The overexpression of CDX2 in induced gastric organoids (A) A schematic representation of the protocol of gastric organoid differentiation from CDX2-iPSC. The administration of DOX (1 μM) started between days 35 and 40. (B) Immunofluorescence analyses of the MUC5AC and E-cadherin (E-Cad) expression in differentiated gastric organoids at day 37 without DOX treatment. Scale bar, 40 μm. (C) Morphologies of gastric organoids derived from CDX2-iPSC after 1 μM DOX treatment for 10 days from Day 36. The representative data of three independent experiments are shown. Scale bars, 200 μm. (D) An RT-PCR analysis showed the mRNA expression of CDX2 at Day45 with or without DOX treatment for 9 days. The expression of CDX2 was increased in DOX(+) organoids. GAPDH was used as an endogenous control. (E) Immunofluorescence analyses of CDX2 and mCherry in gastric organoids derived from CDX2-iPSC at Day45 with or without DOX treatment for 10 days. Scale bars, 20 μm.

Figure 4

Phenotype alterations of DOX(+) organoids (A) Phase contrast micrographs of the morphologies of DOX(−) organoids (Day 42, left panel) and DOX(+) organoids (Day 42, right panel). Arrows indicate crypt-like structures. Scale bars, 100 μm. (B) Immunohistochemical analyses of CK7, CK20, and E-Cadherin in the gastric organoids derived from CDX2-iPSC at day 40 with (+) or without (−) DOX treatment for 5 days. Scale bars, 100 μm. (C) qRT-PCR analysis showed the mRNA expressions of CK7 and CK20. The expression of CK20 was increased in DOX(+) organoids. The mRNA expression was normalized to GAPDH. Data are represented as mean ± SEM of three independent induction experiments. ∗, p < 0.05. (D) The difference in the expression of the intestinal markers and the stomach markers between DOX(+) and DOX(−) organoids was calculated by subtracting the log2 RPKM value of DOX(−) from that of DOX(+). ∗, p < 0.05. (E) Immunofluorescence analyses of E-Cadherin and MUC2 expression in the gastric organoids derived from CDX2-iPSC at Day 40 with (+) or without (−) DOX treatment for 5 days. Scale bars, 20 μm. (F) Immunofluorescence analyses of E-Cadherin and MUC5AC in gastric organoids from CDX2-iPSC at Day 45 with (+) (lower panels) or without (−) (upper panels) DOX treatment for 10 days. Scale bars, 20 μm.

Figure 5

Analyses of the global gene expression changes in CDX2-overexpressing gastric organoids Scatter plot analyses of the all genes (left panel), highly expressed genes in the normal intestine compared to the normal stomach (“Intestinal Genes,” middle panel) and gene for intestinal metaplasia marker genes (Lee et al., 2010) (“IM Genes,” right panel) in DOX(+) gastric organoids (y axis, n = 3) versus DOX(−) gastric organoids (x axis, n = 3) after the addition of DOX for 7 days.
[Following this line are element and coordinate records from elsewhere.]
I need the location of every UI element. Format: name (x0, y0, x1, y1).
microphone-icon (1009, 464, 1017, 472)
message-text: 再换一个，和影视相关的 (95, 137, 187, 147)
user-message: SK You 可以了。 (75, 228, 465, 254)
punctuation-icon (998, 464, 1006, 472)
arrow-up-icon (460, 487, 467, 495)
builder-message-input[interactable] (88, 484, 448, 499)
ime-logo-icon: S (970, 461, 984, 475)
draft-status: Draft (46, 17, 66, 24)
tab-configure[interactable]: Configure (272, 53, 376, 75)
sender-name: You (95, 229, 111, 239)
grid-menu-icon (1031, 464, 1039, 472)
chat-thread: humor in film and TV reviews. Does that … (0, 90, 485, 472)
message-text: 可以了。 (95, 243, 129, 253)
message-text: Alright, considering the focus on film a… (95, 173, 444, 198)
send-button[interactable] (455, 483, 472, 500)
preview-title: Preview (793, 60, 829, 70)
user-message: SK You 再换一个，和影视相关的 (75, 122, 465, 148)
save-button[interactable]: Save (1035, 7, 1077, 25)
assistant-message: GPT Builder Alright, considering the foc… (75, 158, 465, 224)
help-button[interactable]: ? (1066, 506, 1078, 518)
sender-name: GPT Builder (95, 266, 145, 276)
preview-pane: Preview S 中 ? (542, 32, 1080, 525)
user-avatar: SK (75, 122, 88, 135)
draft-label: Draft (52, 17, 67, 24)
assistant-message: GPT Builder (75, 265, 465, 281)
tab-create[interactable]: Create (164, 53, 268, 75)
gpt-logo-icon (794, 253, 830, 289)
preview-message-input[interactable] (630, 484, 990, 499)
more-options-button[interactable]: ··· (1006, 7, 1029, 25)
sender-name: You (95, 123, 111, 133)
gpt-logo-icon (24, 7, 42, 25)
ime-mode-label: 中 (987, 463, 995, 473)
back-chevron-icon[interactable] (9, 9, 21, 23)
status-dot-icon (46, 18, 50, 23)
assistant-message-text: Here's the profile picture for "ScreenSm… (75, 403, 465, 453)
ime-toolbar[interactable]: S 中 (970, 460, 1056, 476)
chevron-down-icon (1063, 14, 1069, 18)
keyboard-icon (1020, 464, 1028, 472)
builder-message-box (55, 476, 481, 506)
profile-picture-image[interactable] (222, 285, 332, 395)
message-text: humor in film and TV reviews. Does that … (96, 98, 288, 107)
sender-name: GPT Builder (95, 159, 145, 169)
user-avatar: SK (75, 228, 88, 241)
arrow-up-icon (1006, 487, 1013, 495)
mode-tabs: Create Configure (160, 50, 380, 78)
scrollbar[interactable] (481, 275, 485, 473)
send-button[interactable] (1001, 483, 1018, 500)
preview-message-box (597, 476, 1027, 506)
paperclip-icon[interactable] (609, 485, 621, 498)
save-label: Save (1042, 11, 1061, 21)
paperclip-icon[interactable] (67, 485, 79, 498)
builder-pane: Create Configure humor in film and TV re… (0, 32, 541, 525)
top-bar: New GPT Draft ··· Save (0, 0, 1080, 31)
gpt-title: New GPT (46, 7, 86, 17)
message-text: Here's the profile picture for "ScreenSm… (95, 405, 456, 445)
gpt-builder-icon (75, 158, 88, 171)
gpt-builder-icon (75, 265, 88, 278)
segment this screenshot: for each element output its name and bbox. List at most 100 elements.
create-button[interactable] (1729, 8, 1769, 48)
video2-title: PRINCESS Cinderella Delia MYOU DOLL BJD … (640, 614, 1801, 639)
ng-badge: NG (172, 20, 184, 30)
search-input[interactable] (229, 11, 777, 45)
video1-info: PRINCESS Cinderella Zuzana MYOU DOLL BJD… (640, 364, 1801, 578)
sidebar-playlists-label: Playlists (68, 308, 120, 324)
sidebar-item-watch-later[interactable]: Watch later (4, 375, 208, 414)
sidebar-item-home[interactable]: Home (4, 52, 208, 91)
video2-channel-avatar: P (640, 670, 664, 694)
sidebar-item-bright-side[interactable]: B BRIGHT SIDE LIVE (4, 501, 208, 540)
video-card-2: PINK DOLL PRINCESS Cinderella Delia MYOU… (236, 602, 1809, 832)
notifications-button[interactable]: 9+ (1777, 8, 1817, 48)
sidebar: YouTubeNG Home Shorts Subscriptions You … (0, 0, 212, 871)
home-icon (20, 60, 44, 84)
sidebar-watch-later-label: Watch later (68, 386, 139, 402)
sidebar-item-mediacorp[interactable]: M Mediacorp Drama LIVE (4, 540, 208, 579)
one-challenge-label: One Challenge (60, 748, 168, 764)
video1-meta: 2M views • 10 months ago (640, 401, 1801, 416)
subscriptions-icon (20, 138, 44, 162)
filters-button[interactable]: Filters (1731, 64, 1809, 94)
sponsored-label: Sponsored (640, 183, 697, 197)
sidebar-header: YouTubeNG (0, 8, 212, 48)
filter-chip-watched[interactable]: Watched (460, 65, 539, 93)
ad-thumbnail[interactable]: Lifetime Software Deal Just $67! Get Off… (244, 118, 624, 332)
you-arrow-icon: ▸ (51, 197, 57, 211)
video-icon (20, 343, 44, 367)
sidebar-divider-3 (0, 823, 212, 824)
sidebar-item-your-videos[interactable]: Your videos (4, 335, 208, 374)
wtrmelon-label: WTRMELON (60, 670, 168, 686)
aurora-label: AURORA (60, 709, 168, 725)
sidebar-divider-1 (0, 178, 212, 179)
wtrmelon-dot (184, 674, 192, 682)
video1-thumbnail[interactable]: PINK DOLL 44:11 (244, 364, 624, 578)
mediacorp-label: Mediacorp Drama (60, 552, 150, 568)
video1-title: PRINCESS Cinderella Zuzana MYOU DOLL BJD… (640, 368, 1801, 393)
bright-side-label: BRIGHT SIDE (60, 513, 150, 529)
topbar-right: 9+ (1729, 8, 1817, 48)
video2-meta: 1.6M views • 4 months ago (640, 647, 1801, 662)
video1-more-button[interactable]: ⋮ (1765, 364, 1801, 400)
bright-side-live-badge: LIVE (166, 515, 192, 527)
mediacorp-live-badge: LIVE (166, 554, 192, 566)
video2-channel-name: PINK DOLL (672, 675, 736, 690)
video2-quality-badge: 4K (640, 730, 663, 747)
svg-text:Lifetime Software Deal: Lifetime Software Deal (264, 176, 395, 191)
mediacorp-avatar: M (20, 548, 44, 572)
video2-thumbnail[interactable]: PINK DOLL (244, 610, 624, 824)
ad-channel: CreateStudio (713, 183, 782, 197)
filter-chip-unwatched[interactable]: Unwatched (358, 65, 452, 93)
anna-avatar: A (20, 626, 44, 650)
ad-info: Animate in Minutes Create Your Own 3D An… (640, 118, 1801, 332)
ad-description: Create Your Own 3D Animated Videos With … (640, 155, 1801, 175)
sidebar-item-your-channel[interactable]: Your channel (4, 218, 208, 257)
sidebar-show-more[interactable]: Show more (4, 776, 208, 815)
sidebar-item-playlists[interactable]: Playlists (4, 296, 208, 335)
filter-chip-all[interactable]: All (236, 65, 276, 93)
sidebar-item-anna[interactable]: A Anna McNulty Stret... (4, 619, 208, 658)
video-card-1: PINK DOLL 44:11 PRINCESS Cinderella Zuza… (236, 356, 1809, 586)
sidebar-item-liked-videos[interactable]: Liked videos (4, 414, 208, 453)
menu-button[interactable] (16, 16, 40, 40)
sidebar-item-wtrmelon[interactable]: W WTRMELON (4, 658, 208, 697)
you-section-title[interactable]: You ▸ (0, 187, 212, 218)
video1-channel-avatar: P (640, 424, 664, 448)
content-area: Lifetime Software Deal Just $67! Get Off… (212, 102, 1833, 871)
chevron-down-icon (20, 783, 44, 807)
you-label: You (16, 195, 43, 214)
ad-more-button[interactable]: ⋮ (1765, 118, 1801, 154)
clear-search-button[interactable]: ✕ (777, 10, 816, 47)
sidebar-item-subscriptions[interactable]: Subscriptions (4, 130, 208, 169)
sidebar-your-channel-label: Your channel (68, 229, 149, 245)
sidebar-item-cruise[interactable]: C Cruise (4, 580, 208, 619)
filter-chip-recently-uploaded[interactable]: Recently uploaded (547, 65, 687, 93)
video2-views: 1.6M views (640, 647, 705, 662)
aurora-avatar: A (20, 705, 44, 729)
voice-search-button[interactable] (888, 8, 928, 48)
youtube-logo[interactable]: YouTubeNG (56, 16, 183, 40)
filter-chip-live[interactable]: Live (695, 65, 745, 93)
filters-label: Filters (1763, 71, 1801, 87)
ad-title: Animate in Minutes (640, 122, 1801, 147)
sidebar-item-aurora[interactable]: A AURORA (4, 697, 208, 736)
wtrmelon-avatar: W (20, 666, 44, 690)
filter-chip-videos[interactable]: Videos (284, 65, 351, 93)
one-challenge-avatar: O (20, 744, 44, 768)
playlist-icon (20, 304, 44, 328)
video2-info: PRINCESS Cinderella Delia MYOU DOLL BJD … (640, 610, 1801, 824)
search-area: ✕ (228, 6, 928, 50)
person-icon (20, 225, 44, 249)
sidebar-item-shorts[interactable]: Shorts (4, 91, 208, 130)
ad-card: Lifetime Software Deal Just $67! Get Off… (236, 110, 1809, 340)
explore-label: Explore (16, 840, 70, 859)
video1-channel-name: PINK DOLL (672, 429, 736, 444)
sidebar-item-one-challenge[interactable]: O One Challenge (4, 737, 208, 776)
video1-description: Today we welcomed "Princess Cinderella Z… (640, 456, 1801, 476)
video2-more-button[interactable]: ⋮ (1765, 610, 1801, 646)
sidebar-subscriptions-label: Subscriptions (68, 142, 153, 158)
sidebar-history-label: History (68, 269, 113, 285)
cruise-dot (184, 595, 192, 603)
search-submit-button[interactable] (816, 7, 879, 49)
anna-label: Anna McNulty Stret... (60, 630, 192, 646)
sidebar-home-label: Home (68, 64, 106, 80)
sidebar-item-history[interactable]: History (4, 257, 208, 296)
Pie charts (middle panels) and tables (lower panels) show the percentage of genes that showed an increased or a decreased expression.

Figure 6

The expression of the master transcription factors CDX1, CDX2, and SOX2 (A) RPKM values (log2) of CDX1, CDX2, and SOX2 in RNA-seq data. (B) Immunofluorescence analyses of E-Cadherin, SOX2, and CDX2 in gastric organoids from CDX2-iPSC at Day 40 without (−) (left panel) or with (+) (right panel) DOX treatment for 5 days, using confocal microscopy. Scale bars, 20 μm.